There is a coordinated movement pattern that happens, built upon the following positions and phases:
“The Drive” (Phase 1)
With straight arms and an upright position of the upper body at “one o’clock”, press firmly on the foot plate and begin pushing (or ‘driving’) with your legs.
As your legs approach straight, lean the upper body back to the eleven o’clock position and draw the hands back to the lower ribs in a straight line.
“The Finish” (Position 1)
Legs are extended and the handle is held lightly at your lower rips
Your upper body is at the “eleven o’clock” position—slightly reclined with good support from your core muscles.
Head is in a neutral position.
Neck and shoulders are relaxed, and elbows are drawn backpast the body with flat wrists.
“The Recovery” (Phase 2)
Extend first with your arms until they straighten.
Lean your upper body forward to the one o’clock position.
Once your hands and the oar handle have cleared your knees, allow your knees to bend and gradually slide the seat forward.
“The Catch” (Position 2)
Arms are straight; head is neutral; shoulders are level and not hunched.
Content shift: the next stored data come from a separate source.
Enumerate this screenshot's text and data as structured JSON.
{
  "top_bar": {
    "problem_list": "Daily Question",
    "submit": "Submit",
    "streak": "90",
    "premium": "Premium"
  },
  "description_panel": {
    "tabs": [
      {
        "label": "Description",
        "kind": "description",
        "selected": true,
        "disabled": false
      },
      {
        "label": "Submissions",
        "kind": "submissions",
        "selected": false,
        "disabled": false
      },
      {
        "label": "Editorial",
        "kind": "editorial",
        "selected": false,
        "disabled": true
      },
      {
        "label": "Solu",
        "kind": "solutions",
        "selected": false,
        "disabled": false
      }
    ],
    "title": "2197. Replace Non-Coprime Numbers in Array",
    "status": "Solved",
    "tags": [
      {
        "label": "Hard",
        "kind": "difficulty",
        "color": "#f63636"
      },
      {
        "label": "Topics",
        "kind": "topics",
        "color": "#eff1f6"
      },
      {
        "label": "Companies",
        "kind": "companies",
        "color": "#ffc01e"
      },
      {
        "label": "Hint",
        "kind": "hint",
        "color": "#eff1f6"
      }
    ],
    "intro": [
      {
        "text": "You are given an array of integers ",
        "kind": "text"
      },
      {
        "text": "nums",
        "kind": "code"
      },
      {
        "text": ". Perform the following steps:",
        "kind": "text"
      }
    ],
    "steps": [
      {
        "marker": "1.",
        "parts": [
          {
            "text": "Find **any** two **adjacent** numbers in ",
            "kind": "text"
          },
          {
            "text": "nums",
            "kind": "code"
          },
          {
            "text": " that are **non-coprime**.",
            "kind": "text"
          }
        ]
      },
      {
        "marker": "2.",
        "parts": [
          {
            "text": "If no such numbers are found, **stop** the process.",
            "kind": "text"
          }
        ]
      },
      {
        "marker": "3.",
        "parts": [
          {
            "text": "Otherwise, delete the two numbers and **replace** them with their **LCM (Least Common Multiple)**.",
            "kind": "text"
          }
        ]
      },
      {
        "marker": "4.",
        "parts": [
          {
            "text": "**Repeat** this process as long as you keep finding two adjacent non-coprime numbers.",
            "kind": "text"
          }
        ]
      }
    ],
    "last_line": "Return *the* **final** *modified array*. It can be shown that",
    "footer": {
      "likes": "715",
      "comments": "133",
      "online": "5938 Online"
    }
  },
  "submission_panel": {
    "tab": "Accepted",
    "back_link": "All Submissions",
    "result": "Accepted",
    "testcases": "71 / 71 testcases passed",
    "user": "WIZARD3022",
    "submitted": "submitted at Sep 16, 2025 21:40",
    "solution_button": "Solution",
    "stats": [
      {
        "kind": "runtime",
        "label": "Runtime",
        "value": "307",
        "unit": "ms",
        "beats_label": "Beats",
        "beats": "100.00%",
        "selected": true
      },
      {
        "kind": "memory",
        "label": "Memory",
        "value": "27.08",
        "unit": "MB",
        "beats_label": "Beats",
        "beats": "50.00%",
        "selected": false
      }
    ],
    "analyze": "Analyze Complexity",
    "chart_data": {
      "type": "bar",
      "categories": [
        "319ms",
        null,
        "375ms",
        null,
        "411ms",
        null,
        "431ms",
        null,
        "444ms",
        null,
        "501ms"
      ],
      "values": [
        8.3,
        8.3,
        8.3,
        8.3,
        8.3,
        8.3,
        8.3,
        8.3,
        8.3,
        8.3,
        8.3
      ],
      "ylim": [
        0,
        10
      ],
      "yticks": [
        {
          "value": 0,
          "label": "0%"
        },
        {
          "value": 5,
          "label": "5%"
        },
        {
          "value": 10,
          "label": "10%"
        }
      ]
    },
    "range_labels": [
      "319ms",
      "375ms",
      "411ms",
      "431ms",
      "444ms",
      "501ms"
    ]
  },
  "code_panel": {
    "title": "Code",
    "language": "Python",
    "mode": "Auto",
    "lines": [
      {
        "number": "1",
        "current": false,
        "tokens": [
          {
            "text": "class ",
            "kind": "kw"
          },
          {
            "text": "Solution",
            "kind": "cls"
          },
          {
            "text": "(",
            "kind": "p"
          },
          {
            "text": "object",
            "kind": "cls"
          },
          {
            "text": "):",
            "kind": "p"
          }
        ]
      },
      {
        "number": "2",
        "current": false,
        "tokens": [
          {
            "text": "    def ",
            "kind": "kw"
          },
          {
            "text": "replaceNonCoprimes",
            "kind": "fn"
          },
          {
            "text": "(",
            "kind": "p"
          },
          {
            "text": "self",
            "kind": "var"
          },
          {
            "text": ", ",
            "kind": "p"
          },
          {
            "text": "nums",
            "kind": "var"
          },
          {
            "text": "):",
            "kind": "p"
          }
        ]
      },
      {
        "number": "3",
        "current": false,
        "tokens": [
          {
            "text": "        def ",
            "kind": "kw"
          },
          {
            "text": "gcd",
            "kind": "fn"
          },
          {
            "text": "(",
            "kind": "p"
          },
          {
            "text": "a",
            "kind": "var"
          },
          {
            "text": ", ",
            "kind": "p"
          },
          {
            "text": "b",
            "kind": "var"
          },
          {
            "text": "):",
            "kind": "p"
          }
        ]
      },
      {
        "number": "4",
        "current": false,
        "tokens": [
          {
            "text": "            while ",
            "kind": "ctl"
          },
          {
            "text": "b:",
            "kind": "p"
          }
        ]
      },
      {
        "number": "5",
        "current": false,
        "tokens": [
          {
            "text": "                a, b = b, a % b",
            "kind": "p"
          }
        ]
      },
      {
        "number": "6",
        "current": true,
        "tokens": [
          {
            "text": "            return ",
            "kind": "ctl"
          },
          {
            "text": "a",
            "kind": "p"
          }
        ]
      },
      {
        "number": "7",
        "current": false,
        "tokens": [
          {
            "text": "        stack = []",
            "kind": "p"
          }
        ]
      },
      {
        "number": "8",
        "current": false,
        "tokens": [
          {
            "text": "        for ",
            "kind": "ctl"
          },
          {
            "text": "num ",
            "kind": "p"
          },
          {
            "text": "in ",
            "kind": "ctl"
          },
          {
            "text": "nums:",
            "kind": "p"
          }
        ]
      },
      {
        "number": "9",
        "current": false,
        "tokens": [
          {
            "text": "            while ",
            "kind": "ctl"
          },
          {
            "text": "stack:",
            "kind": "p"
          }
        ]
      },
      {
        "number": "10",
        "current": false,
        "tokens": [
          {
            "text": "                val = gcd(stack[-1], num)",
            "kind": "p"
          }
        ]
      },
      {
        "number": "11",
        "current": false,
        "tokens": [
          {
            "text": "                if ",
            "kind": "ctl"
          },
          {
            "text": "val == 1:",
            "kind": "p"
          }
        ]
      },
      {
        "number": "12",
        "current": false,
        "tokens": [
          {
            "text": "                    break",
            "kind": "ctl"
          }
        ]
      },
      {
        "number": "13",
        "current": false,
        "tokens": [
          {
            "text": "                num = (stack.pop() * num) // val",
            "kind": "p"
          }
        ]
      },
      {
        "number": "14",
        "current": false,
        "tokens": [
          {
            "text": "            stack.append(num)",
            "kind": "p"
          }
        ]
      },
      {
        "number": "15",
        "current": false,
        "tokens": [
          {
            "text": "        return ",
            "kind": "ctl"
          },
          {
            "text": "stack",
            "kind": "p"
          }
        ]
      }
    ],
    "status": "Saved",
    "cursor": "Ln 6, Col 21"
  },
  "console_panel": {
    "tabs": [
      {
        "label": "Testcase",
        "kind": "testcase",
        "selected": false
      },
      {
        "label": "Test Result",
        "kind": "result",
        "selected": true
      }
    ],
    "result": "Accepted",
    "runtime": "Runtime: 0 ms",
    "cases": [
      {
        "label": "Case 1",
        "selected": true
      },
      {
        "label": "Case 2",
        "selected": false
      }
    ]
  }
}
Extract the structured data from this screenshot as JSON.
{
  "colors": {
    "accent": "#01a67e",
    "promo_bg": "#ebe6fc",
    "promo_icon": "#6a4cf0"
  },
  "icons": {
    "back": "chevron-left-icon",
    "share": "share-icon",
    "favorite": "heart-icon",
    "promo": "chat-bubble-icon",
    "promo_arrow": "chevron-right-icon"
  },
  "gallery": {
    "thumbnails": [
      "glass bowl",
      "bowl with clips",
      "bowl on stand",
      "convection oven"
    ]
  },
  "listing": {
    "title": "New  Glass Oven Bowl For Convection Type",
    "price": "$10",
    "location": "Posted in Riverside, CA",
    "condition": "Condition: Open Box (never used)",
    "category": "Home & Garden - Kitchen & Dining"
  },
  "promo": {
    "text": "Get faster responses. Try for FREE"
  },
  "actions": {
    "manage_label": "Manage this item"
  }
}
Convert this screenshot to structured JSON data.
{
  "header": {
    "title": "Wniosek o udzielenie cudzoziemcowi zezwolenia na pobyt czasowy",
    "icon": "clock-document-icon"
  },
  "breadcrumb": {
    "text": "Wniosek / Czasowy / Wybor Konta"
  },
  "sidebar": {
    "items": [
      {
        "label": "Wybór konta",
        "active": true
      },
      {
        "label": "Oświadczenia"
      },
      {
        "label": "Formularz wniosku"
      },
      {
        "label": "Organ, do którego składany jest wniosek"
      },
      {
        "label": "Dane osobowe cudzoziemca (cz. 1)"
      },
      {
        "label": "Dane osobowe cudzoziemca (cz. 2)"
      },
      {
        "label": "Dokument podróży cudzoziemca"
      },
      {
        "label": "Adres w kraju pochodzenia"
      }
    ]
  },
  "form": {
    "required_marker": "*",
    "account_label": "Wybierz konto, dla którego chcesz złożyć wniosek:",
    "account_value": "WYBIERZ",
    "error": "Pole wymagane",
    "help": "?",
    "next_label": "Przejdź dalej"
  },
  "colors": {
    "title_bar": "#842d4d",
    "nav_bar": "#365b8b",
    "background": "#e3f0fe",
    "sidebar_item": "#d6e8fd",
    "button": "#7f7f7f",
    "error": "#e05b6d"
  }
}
Upper body is at the one o’clock position—shoulders in front of hips.
Shins are vertical and not compressed beyond the perpendicular.
Balls of the feet are in full contact with the footplate.
Create a breathing pattern and stick with it throughout your row. This will supply regular oxygen to your muscles so they can function optimally, and it can also help you increase the intensity of your workout.
During low intensity rowing (one breath)—Exhale gradually on the drive, expelling all remaining air at the finish. Inhale on the recovery.
During high intensity rowing (two breaths)—Exhale as you finish the drive. During the recovery, inhale, then exhale quickly. Inhale again just before the catch.
Warm-Up AND Cool-Down 101
Rowing can be a great way to warm up when you hit the gym to get some blood flowing, AS WELL AS cool down after a tough workout to flush some lactic acid from your muscles. Typically a 500-meter row will be equivalent to a 400-meter run. Mix in some stretching pre and post-workout and your body will be nice and loose.